The ban was put in place after men from the villages got into trouble while in New Zealand.
Most involved in the scheme stay out of trouble, but there have been instances of drunkenness, and some have been deported.
In response Mr Tuilaepa has banned seven villages from providing workers for the scheme, saying it will force the village people and their chiefs to take collective responsibility.
"It's a collective responsibility for the elders of the village, the chiefs to ensure that those who have the benefit of joining the scheme will be the ones that will bring honour, not dishonour to the villages," he said.

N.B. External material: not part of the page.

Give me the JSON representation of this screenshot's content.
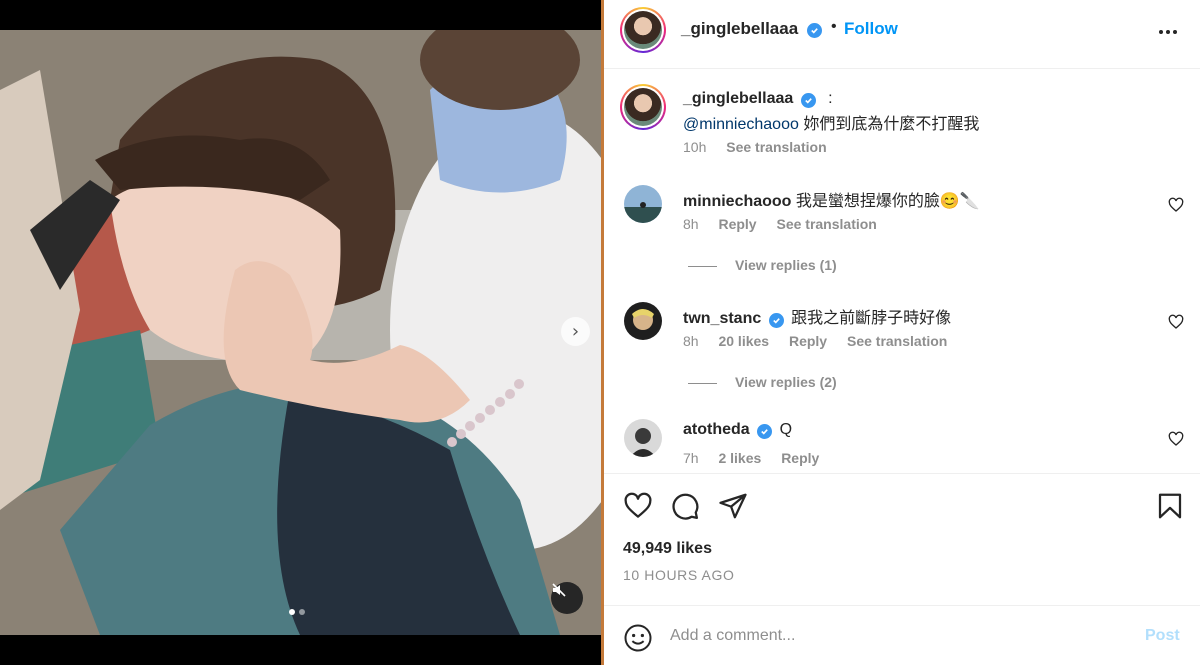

"So it is a good scheme in the sense also the elders of the villages be part of the monitoring process to ensure that only the best will be those who are sent in."
Under the scheme, thousands of people from the Pacific - including from Samoa, Tonga, Vanuatu, Tuvalu, Kiribati and Papua New Guinea - travel to New Zealand each year to help ease seasonal labour shortages.
A similar system exists in Australia for seasonal workers from East Timor, Kiribati, Nauru, Papua New Guinea, Samoa, Solomon Islands, Tonga, Tuvalu and Vanuatu.
Mr Tuilaepa spoke with the latest contingent of workers headed to Australia, and says they have a responsibility to protect the reputation of their country and its participation in the scheme.
"We have a zero tolerance policy whereby the people that come to work have been forewarned that they must never commit any actions that would jeopardise the scheme, in the sense that they have to abide by the laws of New Zealand and Australia," he said.
"The Seasonal Workers Scheme is one where the leaders of the Forum Island governments have been talking about a lot with both New Zealand and Australian governments to give the workers from the islands more opportunities to have employment opportunities through these kinds of schemes.
"It requires of the government to be vigilant against those who do not honour the agreements made to put on their best behaviours and abide by the code already agreed to."
Mr Tuilaepa says there has been positive response to the bans, and with 200 villages on the island nation there's no shortage of replacement workers keen to take part.
He says Samoa has seen benefits from participating in the scheme and would like those to continue.
"There are many families who have had their homes repaired or new homes built - others have invested in buying vehicles, others buying lands, freehold lands and for community projects, like churches and school buildings, community halls," he said.
"The scheme has helped enormously towards the construction of these for the villages."